Der MILS-Algorithmus besteht aus mehreren komplementären Suchkomponenten:
Eine Lokalsuchprozedur verwendet die Best-Improvement-Strategie, um verschiedene Nachbarschaften zu erkunden und hochwertige lokale Optimalwerte zu erreichen.
Ein probabilistisches Akzeptanzkriterium sorgt für kontinuierliche Diversifizierung, um verschiedene Regionen des Suchraums zu besuchen.
Ein Multi-Armed-Bandit-Algorithmus wählt geeignete Entfernungs- und Einfügeoperatoren, um aus tiefen lokalen Optima zu entkommen.

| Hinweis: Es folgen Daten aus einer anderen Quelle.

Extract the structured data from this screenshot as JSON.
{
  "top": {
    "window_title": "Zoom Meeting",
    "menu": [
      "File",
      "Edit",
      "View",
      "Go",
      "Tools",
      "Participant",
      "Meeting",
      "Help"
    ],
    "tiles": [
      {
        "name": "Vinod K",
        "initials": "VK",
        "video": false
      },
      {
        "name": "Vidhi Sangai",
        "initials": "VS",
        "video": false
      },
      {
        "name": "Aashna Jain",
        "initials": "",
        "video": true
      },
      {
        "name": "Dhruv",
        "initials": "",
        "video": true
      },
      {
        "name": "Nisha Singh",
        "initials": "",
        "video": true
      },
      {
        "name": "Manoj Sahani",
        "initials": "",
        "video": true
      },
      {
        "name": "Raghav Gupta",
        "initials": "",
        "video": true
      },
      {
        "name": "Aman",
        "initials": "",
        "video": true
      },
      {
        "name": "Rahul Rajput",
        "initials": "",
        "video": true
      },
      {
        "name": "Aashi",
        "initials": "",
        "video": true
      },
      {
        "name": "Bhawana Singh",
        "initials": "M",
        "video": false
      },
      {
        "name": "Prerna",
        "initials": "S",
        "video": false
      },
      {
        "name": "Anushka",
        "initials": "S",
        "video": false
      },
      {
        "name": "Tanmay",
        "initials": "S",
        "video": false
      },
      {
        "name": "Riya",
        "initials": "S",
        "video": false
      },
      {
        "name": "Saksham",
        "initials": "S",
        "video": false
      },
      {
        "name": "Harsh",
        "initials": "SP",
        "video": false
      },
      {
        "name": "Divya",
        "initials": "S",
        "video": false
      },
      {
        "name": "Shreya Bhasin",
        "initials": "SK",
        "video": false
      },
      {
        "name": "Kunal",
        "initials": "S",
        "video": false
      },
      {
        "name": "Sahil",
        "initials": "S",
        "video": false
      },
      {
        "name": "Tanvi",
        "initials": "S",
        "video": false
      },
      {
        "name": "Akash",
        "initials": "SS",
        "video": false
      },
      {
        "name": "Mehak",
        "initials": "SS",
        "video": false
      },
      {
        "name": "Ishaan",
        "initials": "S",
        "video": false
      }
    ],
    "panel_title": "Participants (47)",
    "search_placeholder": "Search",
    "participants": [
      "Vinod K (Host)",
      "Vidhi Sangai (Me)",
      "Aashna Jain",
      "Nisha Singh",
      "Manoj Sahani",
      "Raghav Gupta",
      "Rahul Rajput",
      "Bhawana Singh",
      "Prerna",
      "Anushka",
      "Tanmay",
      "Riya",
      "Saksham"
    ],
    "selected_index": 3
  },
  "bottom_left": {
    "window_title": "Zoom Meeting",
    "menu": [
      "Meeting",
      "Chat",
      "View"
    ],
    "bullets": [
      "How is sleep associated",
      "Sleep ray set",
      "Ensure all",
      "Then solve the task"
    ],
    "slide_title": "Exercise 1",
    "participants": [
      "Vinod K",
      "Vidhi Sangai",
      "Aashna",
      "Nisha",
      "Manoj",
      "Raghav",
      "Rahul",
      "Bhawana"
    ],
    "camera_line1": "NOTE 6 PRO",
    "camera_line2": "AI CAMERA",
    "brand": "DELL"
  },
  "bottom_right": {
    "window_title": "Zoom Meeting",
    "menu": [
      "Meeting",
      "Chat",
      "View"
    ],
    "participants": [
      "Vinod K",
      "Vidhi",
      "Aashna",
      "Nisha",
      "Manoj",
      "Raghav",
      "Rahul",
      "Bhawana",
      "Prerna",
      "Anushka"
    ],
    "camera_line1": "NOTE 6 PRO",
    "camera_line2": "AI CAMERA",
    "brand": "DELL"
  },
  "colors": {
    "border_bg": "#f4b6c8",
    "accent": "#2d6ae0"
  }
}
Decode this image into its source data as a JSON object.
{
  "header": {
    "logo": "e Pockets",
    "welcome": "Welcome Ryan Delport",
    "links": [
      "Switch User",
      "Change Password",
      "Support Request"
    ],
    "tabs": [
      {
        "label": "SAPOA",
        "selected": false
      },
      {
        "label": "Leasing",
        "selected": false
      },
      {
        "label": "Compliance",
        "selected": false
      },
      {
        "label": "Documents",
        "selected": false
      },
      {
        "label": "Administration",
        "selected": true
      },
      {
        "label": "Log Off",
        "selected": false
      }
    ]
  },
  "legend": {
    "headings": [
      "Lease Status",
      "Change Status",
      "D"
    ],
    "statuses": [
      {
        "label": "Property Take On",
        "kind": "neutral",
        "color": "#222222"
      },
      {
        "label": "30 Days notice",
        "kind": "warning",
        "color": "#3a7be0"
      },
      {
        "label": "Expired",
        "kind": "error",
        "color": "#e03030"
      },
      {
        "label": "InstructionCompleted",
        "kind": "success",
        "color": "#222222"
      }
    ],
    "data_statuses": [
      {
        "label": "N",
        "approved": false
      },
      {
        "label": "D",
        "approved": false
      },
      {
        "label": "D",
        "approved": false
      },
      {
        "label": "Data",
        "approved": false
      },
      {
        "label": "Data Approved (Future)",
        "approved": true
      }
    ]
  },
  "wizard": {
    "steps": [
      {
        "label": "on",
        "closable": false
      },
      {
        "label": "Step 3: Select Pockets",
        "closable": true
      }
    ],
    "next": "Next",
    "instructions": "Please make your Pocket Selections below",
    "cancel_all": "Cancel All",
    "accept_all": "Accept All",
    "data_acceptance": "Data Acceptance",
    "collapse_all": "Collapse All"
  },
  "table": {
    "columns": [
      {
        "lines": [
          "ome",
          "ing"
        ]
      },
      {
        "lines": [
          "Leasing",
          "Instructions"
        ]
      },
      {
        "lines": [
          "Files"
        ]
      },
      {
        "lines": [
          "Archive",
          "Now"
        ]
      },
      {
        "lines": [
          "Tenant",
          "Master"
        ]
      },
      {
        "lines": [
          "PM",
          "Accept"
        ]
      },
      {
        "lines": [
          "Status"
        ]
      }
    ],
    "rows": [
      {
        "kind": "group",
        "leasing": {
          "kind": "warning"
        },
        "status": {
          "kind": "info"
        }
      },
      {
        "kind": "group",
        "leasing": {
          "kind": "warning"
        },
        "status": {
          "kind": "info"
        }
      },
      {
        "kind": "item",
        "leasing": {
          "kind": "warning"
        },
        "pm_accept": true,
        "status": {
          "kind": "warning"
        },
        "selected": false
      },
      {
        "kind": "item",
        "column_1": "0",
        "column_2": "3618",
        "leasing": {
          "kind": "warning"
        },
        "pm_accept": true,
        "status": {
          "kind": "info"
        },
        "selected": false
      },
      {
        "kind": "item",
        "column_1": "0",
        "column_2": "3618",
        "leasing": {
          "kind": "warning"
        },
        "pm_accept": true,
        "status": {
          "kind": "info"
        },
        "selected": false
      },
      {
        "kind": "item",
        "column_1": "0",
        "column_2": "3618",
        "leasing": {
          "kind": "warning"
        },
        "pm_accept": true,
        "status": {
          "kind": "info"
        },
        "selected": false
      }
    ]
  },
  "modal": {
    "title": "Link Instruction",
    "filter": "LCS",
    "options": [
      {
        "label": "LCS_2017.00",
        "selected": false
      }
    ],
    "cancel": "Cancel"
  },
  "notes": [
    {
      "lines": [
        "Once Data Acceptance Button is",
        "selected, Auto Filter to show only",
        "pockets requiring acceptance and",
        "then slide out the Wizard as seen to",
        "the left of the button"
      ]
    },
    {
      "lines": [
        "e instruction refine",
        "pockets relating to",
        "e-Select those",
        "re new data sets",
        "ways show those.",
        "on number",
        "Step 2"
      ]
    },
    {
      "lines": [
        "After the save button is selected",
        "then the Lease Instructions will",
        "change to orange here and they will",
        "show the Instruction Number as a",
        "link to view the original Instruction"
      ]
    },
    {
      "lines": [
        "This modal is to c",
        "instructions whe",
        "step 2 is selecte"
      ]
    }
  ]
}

Eine effiziente TSP-Heuristik wird verwendet, um einzelne Touren zu optimieren.
Umfangreiche Experimente auf 77 gängigen Benchmark-Instanzen zeigen, dass der MILS-Algorithmus hervorragende Ergebnisse in Bezug auf Lösungsqualität und Rechenzeit erzielt. Insbesondere findet er 32 neue beste bekannte Ergebnisse und erreicht die besten bekannten Ergebnisse für 35 weitere Instanzen. Zusätzliche Experimente liefern Erkenntnisse über die Zusammensetzung der Algorithmuskomponenten.
Thống kê
Die Instanzen umfassen 51 bis 5915 Städte und 3 bis 30 Touren.

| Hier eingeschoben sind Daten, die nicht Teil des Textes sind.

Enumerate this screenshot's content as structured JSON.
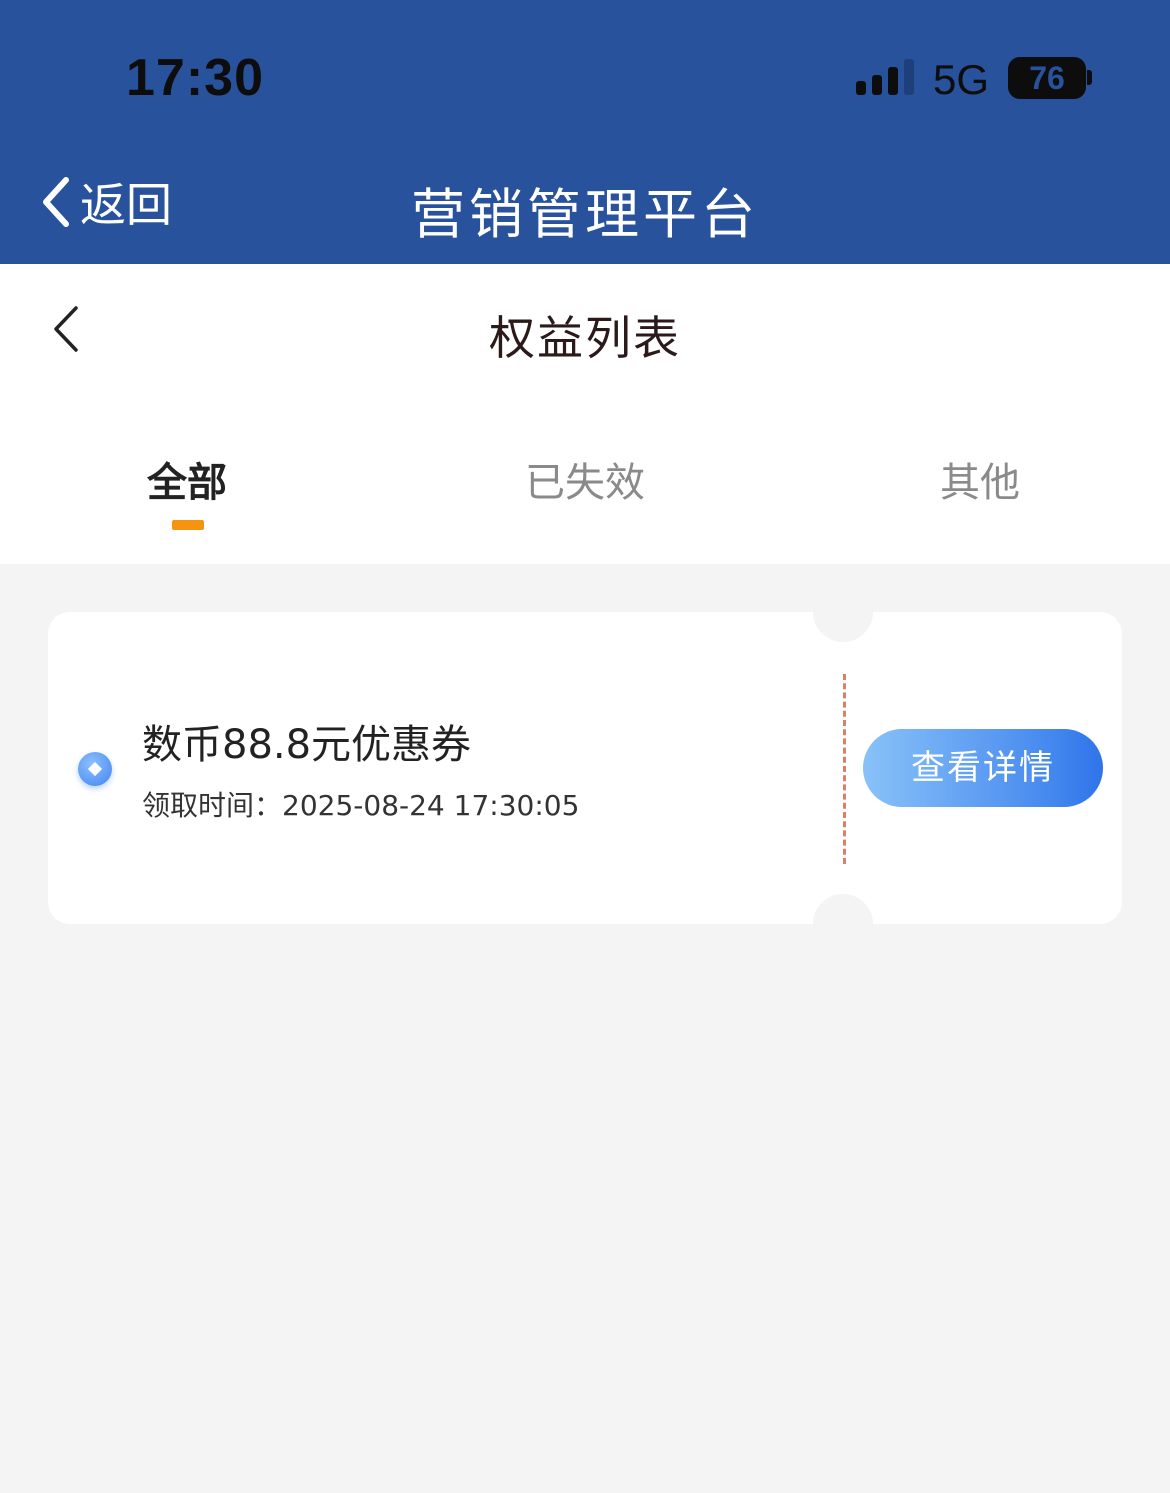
{
  "status_bar": {
    "time": "17:30",
    "network": "5G",
    "battery": "76"
  },
  "nav": {
    "back_label": "返回",
    "app_title": "营销管理平台"
  },
  "page": {
    "title": "权益列表"
  },
  "tabs": [
    {
      "label": "全部",
      "active": true
    },
    {
      "label": "已失效",
      "active": false
    },
    {
      "label": "其他",
      "active": false
    }
  ],
  "coupons": [
    {
      "name": "数币88.8元优惠券",
      "claim_time_label": "领取时间：",
      "claim_time": "2025-08-24 17:30:05",
      "action_label": "查看详情"
    }
  ],
  "colors": {
    "header_bg": "#29529c",
    "tab_indicator": "#f5940f",
    "button_gradient_start": "#89c2f8",
    "button_gradient_end": "#2f74ea",
    "divider": "#dc7f6a",
    "page_bg": "#f4f4f4"
  }
}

Der MILS-Algorithmus findet 32 neue beste bekannte Ergebnisse und erreicht die besten bekannten Ergebnisse für 35 weitere Instanzen.
Trích dẫn
"Der MILS-Algorithmus erzielt hervorragende Ergebnisse in Bezug auf Lösungsqualität und Rechenzeit."
"Insbesondere findet der MILS-Algorithmus 32 neue beste bekannte Ergebnisse und erreicht die besten bekannten Ergebnisse für 35 weitere Instanzen."